Chinese Lockdowns Curbing Supply Chain Improvements
What happens in China doesn’t stay in China. And for American supply chains, that is usually a good thing.
American businesses have become dependent on low-cost goods coming from Chinese suppliers. But in a post-COVID world that may be entering the second Cold War, reliance on China means that American businesses are held hostage by an autocratic regime that seems oblivious to the damage it is doing to its own economy, much less the global one.
Since the earliest days of COVID-19, China has practiced a zero-tolerance policy to prevent COVID from spreading amongst its population. After the initial onslaught of cases around Wuhan and pockets throughout China, the government declared victory and boasted about its superior method of containment compared to Western democracies.
This draconian approach had merits in the earliest days, when the risks of the virus were unknown and there was a lack of understanding of how the virus spread. Two years later and billions of doses of vaccines that have allowed Western countries to open back up, a lockdown of any sort seems impractical and an aggressive overreach.
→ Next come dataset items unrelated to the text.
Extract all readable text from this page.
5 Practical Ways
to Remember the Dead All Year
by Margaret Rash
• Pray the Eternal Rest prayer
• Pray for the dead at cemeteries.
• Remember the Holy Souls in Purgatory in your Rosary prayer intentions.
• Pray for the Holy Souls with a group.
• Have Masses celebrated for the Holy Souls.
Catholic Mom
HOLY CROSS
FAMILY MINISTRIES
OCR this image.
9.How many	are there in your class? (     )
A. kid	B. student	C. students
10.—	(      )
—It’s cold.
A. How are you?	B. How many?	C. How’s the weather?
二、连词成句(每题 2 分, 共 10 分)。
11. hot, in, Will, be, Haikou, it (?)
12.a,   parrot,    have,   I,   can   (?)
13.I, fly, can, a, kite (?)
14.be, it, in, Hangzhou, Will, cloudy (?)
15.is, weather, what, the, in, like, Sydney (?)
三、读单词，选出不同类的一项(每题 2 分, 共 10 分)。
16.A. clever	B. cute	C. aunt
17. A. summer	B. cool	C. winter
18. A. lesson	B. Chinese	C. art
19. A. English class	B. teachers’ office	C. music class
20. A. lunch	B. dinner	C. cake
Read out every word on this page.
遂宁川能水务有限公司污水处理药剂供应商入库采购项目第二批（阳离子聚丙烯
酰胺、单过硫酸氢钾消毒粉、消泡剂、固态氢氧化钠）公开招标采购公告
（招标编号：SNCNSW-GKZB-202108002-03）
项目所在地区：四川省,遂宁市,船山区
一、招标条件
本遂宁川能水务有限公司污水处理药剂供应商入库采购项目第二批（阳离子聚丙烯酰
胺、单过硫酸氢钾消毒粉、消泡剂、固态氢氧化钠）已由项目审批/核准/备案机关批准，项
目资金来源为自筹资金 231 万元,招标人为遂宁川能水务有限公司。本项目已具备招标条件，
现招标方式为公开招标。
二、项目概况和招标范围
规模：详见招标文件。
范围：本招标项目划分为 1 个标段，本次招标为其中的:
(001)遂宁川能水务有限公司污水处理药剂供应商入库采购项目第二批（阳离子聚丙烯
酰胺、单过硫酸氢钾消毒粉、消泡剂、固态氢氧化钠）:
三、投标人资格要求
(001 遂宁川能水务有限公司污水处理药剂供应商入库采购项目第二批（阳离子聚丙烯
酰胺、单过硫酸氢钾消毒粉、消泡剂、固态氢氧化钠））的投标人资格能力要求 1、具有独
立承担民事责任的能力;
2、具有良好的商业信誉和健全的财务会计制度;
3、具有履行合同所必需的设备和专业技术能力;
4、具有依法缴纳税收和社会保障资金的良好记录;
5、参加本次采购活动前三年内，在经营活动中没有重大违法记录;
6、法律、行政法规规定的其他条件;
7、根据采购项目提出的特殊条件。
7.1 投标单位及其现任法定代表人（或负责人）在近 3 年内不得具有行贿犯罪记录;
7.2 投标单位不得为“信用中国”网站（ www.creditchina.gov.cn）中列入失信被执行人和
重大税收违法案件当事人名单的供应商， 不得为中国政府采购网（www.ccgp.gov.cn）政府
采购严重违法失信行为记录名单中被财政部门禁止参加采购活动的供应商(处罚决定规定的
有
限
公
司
But China has locked down two of its three largest cities: Shanghai, a global financial center and the Chinese equivalent of New York City; and Guangzhou, a massive manufacturing and distribution city. Both are home to some of the world’s largest ports – Shanghai’s port is the largest in the world and Guangzhou is the fourth largest. Combined, the two port cities handle nearly three times the amount of cargo that the entire U.S. imports each year.
Lockdowns Chinese-Style
The Chinese version of lockdowns are far more oppressive than the most extreme Western version. In China, if you are subject to a lockdown, you can be forbidden from leaving your home for anything. No groceries, no food – absolutely nothing.